アメリカなどは、ヌスラ戦線をISと同様「テロ組織」として指定している。

そのヌスラ戦線の創始者が、アブ・ムハンマド・ジューラーニ(シリア人)。
この名前は通称で、本名は不明だそうだ。
ウィキペディア・アラビア語版には「1965年生まれ」とあるが、真偽のほどは不明。なお、英語版の方には顔写真が載っている。
ジューラーニはアラビア語で「ゴラン(高原)出身」という意味なので、そちらの出身と推測されるが、これも詳細は不明。
ナゾだらけの男なのね~


これも関係ないカイロのネコ写真。箸休めってやつ?



番組の司会者は、エジプト人ジャーナリストのアフマド・マンスール氏。
アラブ世界で名が知れ渡っている司会者だけあって、
巧みな質問展開で、ジューラーニをぐいぐいと力強く誘導していく。
見事だ。弟子入りしたい。(ウソです)

インタビューはシリアの反体制派支配地イドリブで行われたとのこと。
ジューラーニーは黒い布を頭にかぶり、顔が映らない形で撮影された。

1時間に渡るインタビュー内容をカッコよく要約する実力も気力も体力も私にはないので、
ジューラーニの発言の要旨を羅列するにとどめる。
発言の下にたまに現れる(み:うんぬん)の文章は、私の個人的なコメントです。


(ジューラーニ発言要旨)
番号は便宜上付けたもので、インタビューの順序とはあんまり関係ないです。

1.最近の「ファタハ軍」(シリア反体制派の7集団がイドリブで結成した連合軍)が制圧したイドリブやその郊外諸地域は、
沿岸部(アラウィー派多数地域)に対する第1防衛線として、戦略的に重要な意味を持つ。
沿岸部にはカルダーハがあるが、(ラタキア県カルダーハは、ハーフィズ・アサド前大統領の生地)
カルダーハで終わりではなく、最後の戦いはダマスカス戦だ。

2.アラウィー派の人々は、スンニー派の大勢に対して虐殺、拷問、強姦等を行った。
しかし我々は復讐はしない。イスラームは寛容な宗教だ。
我々はアラウィー派を「イスラームから逸脱した宗派」だとみなすが、今のところ我々が戦う相手は、武器を取って戦闘に従事している者だけだ。
アラウィー派の村々が「宗教的な誤りを正し、武器を置いてアサド政権と決別する」と決定したら、彼らは我々の兄弟となり保護対象となる。
投降したアラウィー派戦闘員たちも同様で、武器を捨ててアサド政権との決別を誓ったら、家族の許に無事に帰している。
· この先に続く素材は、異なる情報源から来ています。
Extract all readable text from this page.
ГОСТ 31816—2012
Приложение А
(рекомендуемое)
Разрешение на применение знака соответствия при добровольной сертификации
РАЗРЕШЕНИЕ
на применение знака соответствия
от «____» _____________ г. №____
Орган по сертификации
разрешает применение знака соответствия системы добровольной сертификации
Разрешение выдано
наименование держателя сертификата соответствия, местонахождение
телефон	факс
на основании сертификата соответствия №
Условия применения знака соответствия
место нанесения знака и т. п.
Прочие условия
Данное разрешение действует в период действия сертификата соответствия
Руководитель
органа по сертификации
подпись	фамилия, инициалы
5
(み:今のところって、どういうこと?将来的にはどうなん)

3.(南部の)反体制派の支配下にあるドルーズ派の村々について言うと(ドルーズ派とは、イスラームのシーア派から派生した秘教的宗派)、
ドルーズの人々はアサドを支援せず、戦闘に参加しなかったので、我々は手出ししない。
彼らは宣教の対象であり、我々の宣教師を派遣した。

(み:ドルーズの人達がその宣教を無視し続けたらどうなるんやろ)

4.キリスト教徒は、その大半がアサド政権を支持しているが、
アラウィー派の場合と同様、今のところ我々が戦うのは、武器を持って戦闘に参加する者たちだけだ。
将来的に、シャリーアに基づイスラム国家を建設した場合、ジズヤを支払うことになるが、
支払い能力のないものは払わなくてもよい。

(み:ジズヤのこととか、先のことを色々考えてるんだね、ヌスラ)

5.我々は国家や団体、情報機関等からの資金援助を一切受け取っていない。
無条件の資金援助は存在せず、金をもらうと自由に決定が下せなくなるからだ。
但し、個人からの寄付は受け付けている。
アサド軍からの戦利品や、解放地域での交易等で費用はまかなえる。シリアは豊かな土地だ。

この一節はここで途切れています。